Peter MooreChris Kohler, who is on of my favorite interviewers, sat down with Peter Moore recently, and the result is here: Q&A: Electronic Arts COO Fights to Lead the New Game Industry.
Moore is always interesting, and Kohler leads him interesting directions--free to play, for example, which he discusses at length.
This is my favorite part, though:
As a company, we made the decision many many years ago to do less is more. When I arrived we had 67 games in development for console and PC, that we were either about to deliver or had just been greenlit or were in alpha or beta. We’re now down to 14 this fiscal year. We’ve added 41 games this fiscal year which are social, mobile, and free to play.
Who EA is in the five years that I’ve been here has changed radically. We were a big game developer and creator, and you threw it against the wall and you put the marketing behind it and it was a good quality game and you just hoped it landed. And I don’t want to say it was a scattershot approach, but it was by sheer force of just throwing so much against the consumer we know we’re going to [get a hit]. It was Hollywood. We’re no longer Hollywood. We’re more precise than that.

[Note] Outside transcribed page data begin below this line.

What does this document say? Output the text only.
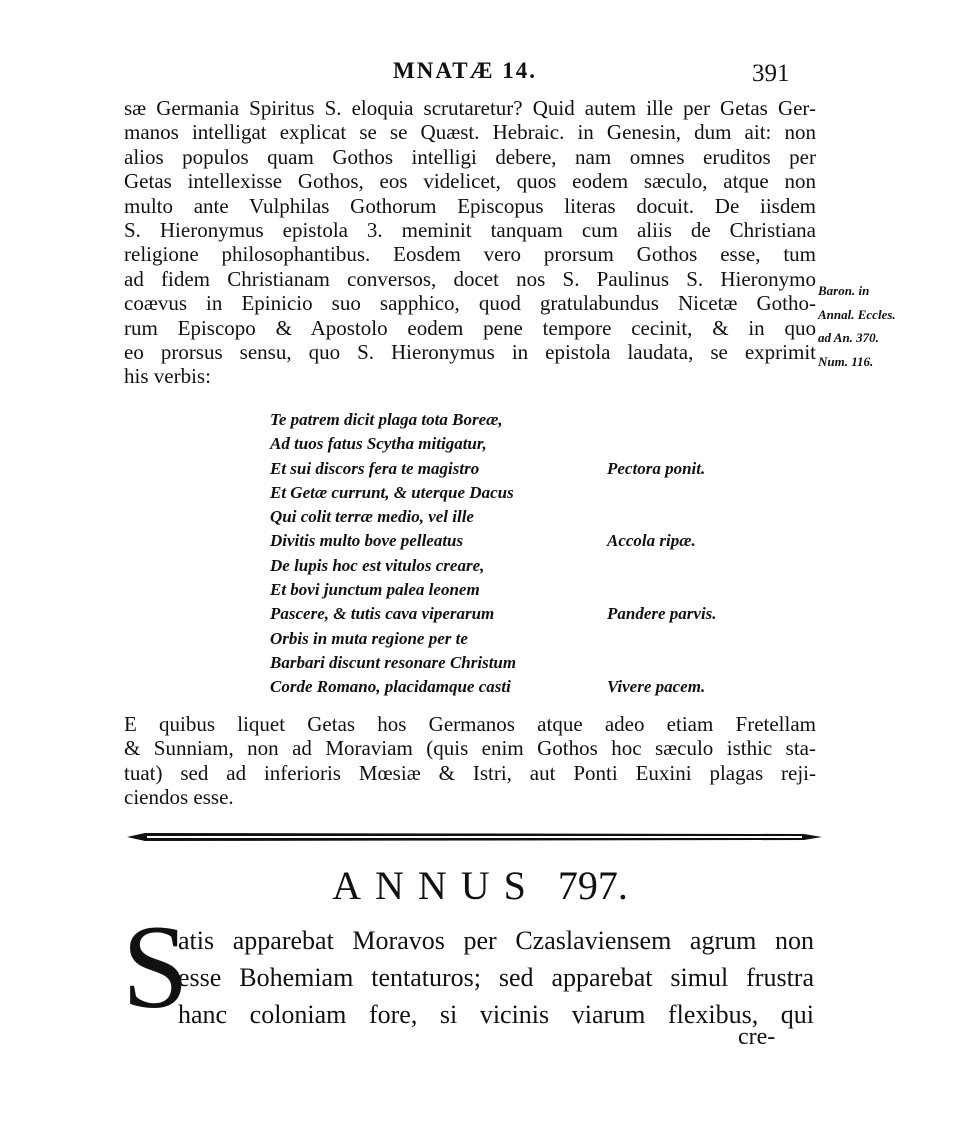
MNATÆ 14.	391
sæ Germania Spiritus S. eloquia scrutaretur? Quid autem ille per Getas Ger-
manos intelligat explicat se se Quæst. Hebraic. in Genesin, dum ait: non
alios populos quam Gothos intelligi debere, nam omnes eruditos per
Getas intellexisse Gothos, eos videlicet, quos eodem sæculo, atque non
multo ante Vulphilas Gothorum Episcopus literas docuit. De iisdem
S. Hieronymus epistola 3. meminit tanquam cum aliis de Christiana
religione philosophantibus. Eosdem vero prorsum Gothos esse, tum
ad fidem Christianam conversos, docet nos S. Paulinus S. Hieronymo
coævus in Epinicio suo sapphico, quod gratulabundus Nicetæ Gotho-
rum Episcopo & Apostolo eodem pene tempore cecinit, & in quo
eo prorsus sensu, quo S. Hieronymus in epistola laudata, se exprimit
his verbis:
Baron. in
Annal. Eccles.
ad An. 370.
Num. 116.
Te patrem dicit plaga tota Boreæ,
Ad tuos fatus Scytha mitigatur,
Et sui discors fera te magistro	Pectora ponit.
Et Getæ currunt, & uterque Dacus
Qui colit terræ medio, vel ille
Divitis multo bove pelleatus	Accola ripæ.
De lupis hoc est vitulos creare,
Et bovi junctum palea leonem
Pascere, & tutis cava viperarum	Pandere parvis.
Orbis in muta regione per te
Barbari discunt resonare Christum
Corde Romano, placidamque casti	Vivere pacem.
E quibus liquet Getas hos Germanos atque adeo etiam Fretellam
& Sunniam, non ad Moraviam (quis enim Gothos hoc sæculo isthic sta-
tuat) sed ad inferioris Mœsiæ & Istri, aut Ponti Euxini plagas reji-
ciendos esse.
ANNUS 797.
S
atis apparebat Moravos per Czaslaviensem agrum non
esse Bohemiam tentaturos; sed apparebat simul frustra
hanc coloniam fore, si vicinis viarum flexibus, qui
cre-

If you look at what we needed to do, we put up big bets and now we have more marketing money to put behind our top-quality games. And we just don’t work in that middle tier anymore because we moved our resources to the Facebook platform, the mobile phone platform and pushing people back to PC. That’s where those people have gone.
We’re accused of being too safe, but then I’ll point to Mirror’s Edge — not a commercial success in the broad terms that we look at it, but certainly as an innovation, was brilliant. The art style, the character herself, the idea of taking this kind of parkour thing but a backstory of authoritarianism in cities, it was brilliant. Again, and you take risks — we don’t get credit a lot for the risks we take.
That's awesome. Mirror's Edge was released in November 2008--four years ago. That's how far Moore needs to go back to be able to mention a game that took "risks".
It can be argued that EA was going to collapse if they didn't change the way that they did business, but for any consumer who enjoys games instead of spreadsheets, it's been a painful transition.